The talk ends with an application of high order reconstructions to design well balanced schemes to capture steady state solutions for gas dynamics in a gravitational field, and to construct semi-conservative schemes.

**Title**:Subcell Flux Limiting for Scalar Conservation Laws

**Abstract**: Flux Corrected Transport (FCT)-like methods impose bounds or other constraints in the solution of convection-dominated problems. To do this, the FCT method considers a low-order
approximation that guarantees the fulfillment of the constraint via mass lumping and artificial
dissipative matrices. The accuracy of the low-order solution is then improved by incorporating
a limited anti-diffusive flux based on a high-order discretization. These methodologies have
been widely applied within finite element methods. Nevertheless, different problems arise when
the FCT method is applied within high-order finite element spaces. In particular:

i) The low-order method is more dissipative as the degree of the polynomial space is increased (while the number of degrees of freedom is kept fixed).

ii) As the polynomial space is increased, flux limiting is applied to a larger set of degrees of freedom. The consequence of this is the presence of non-physical oscillations (even when the solution fulfills the desired constraint). See for example Figure (b).

These two problems are created (in part) by the fact that the stencil of the discretization increases with the degree of the polynomial space. In this talk, we discuss different ideas to perform subcell flux limiting within continuous and discontinuous finite element discretizations based on high-order Bernstein polynomial spaces. We present numerical studies in one- and two-dimensions.

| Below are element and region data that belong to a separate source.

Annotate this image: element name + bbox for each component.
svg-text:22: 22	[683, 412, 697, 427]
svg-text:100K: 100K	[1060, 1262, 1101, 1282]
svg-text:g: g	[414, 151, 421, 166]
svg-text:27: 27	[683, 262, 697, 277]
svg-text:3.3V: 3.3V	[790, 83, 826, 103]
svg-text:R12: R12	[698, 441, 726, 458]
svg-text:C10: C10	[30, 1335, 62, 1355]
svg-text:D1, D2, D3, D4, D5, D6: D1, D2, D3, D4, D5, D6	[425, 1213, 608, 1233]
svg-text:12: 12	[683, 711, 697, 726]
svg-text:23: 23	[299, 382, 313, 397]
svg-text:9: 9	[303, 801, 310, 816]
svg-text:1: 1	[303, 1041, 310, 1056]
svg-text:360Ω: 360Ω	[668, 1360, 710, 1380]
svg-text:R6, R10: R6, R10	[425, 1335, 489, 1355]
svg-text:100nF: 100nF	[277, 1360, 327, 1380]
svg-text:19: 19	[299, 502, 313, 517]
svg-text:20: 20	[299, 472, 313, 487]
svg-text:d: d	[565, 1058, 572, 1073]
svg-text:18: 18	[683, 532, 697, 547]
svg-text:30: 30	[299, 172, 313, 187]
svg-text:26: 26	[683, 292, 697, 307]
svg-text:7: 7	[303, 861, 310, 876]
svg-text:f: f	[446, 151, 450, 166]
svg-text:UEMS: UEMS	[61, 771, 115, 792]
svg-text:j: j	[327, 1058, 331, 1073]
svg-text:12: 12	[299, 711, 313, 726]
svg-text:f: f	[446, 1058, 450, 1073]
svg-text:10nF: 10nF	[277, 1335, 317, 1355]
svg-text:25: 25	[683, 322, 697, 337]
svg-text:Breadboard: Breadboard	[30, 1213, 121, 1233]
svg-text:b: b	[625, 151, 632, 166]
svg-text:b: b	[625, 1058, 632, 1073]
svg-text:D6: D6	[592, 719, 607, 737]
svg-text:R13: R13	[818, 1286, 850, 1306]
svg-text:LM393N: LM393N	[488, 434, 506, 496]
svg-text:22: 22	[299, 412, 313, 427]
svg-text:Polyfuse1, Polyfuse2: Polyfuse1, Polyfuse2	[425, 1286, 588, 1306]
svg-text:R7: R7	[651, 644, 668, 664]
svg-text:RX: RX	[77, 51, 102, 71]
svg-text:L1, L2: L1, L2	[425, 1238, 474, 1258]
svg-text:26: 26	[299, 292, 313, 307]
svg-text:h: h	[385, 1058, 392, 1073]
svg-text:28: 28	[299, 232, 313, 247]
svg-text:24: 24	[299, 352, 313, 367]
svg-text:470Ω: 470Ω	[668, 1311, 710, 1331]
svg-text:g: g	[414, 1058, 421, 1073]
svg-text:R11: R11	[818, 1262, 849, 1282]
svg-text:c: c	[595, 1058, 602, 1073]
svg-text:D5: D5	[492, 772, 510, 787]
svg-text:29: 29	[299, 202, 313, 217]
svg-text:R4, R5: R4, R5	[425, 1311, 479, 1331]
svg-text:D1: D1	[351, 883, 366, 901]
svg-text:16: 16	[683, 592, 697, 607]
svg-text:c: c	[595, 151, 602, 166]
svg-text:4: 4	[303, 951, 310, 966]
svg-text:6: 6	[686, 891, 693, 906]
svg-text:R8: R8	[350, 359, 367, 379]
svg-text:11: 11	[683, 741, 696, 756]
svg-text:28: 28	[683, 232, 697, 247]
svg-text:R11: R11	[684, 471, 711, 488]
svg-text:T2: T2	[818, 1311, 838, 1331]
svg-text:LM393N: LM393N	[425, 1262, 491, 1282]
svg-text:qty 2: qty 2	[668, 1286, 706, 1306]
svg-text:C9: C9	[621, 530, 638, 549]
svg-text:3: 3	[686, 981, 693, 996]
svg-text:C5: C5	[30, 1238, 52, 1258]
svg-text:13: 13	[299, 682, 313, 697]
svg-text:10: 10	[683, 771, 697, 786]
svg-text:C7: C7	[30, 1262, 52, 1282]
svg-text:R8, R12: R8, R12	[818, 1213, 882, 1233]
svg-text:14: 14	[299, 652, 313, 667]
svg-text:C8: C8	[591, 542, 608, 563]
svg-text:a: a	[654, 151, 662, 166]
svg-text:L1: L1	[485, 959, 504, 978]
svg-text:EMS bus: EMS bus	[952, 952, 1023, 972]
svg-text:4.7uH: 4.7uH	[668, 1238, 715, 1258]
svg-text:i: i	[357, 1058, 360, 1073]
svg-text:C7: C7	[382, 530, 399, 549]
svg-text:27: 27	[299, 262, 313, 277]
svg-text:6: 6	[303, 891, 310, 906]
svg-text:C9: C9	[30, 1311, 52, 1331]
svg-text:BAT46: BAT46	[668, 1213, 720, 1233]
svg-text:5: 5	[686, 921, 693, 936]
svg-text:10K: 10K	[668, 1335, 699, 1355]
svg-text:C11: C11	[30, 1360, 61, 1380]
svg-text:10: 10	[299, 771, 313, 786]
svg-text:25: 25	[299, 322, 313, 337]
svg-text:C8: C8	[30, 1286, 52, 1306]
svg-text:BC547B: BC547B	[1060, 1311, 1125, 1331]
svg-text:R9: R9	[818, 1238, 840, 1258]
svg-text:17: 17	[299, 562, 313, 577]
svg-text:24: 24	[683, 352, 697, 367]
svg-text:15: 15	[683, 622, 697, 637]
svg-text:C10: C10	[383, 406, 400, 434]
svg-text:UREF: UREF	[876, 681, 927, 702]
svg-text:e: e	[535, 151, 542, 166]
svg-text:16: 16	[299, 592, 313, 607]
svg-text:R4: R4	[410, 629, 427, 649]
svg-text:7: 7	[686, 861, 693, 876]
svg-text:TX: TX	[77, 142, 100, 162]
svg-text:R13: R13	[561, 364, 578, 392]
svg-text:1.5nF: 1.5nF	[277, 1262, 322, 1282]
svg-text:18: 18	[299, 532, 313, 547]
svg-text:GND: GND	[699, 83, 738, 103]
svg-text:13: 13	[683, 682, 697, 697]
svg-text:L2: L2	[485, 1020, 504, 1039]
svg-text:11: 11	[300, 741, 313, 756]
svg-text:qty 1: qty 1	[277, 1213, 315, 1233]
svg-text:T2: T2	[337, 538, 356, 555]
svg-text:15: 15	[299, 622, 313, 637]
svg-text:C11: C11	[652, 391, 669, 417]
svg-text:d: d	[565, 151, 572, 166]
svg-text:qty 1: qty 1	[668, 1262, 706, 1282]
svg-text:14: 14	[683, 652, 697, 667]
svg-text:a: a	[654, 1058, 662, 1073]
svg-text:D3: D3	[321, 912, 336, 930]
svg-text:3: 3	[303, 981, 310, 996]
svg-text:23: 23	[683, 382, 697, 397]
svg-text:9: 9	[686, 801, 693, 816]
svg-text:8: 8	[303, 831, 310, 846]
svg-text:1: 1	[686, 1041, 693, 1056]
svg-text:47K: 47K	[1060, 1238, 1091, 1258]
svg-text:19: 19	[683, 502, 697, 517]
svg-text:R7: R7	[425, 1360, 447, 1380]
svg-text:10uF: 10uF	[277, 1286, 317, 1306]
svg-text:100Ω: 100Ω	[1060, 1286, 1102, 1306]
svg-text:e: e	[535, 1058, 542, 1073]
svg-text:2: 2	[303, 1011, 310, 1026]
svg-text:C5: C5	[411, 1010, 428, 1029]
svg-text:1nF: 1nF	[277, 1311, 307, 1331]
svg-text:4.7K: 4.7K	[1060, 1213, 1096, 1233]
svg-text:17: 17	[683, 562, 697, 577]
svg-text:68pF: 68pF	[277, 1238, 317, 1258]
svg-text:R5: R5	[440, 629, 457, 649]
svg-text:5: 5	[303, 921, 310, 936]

(2) The Boundary Variation Diminishing (BVD) formulation provides a new paradigm to devise high-fidelity finite volume schemes to capture both smooth and non-smooth flow structures with superior solution quality. The BVD formulation uses multiple reconstruction functions, so-called BVD-admissible functions, for different solution structures and adaptively selects the reconstruction function from the candidates according to the principle that minimizes the jumps of the reconstructed physical variables at cell boundaries, which thus effectively reduces the dissipation errors. More profoundly, the BVD formulation provides an alternative to the conventional limiting-projection approach to eliminate numerical oscillation. With proper BVD-admissible functions and BVD algorithms, we have developed a new class of numerical schemes of great practical significance for compressible and interfacial multiphase flows. The numerical schemes have been extensively verified with various benchmark tests of single and multiphase compressible flows involving strong discontinuities and complex flow structure of broad range scales.

**Title**: Arbitrary Order Structure Preserving Discontinuous Galerkin Methods for the Euler Equations with Gravitation

**Abstract**: Hydrodynamical evolution in a gravitational field arises in many astrophysical and atmospheric problems. In this presentation, we will talk about arbitrary order structure preserving discontinuous Galerkin finite element methods which can exactly capture the non-trivial steady state solutions for the Euler equations under gravitational fields, and at the same time maintain the non-negativity of some physical quantities. Numerical tests are provided to verify the well-balanced property, positivity-preserving property, high-order accuracy, and good resolution for both smooth and discontinuous solutions.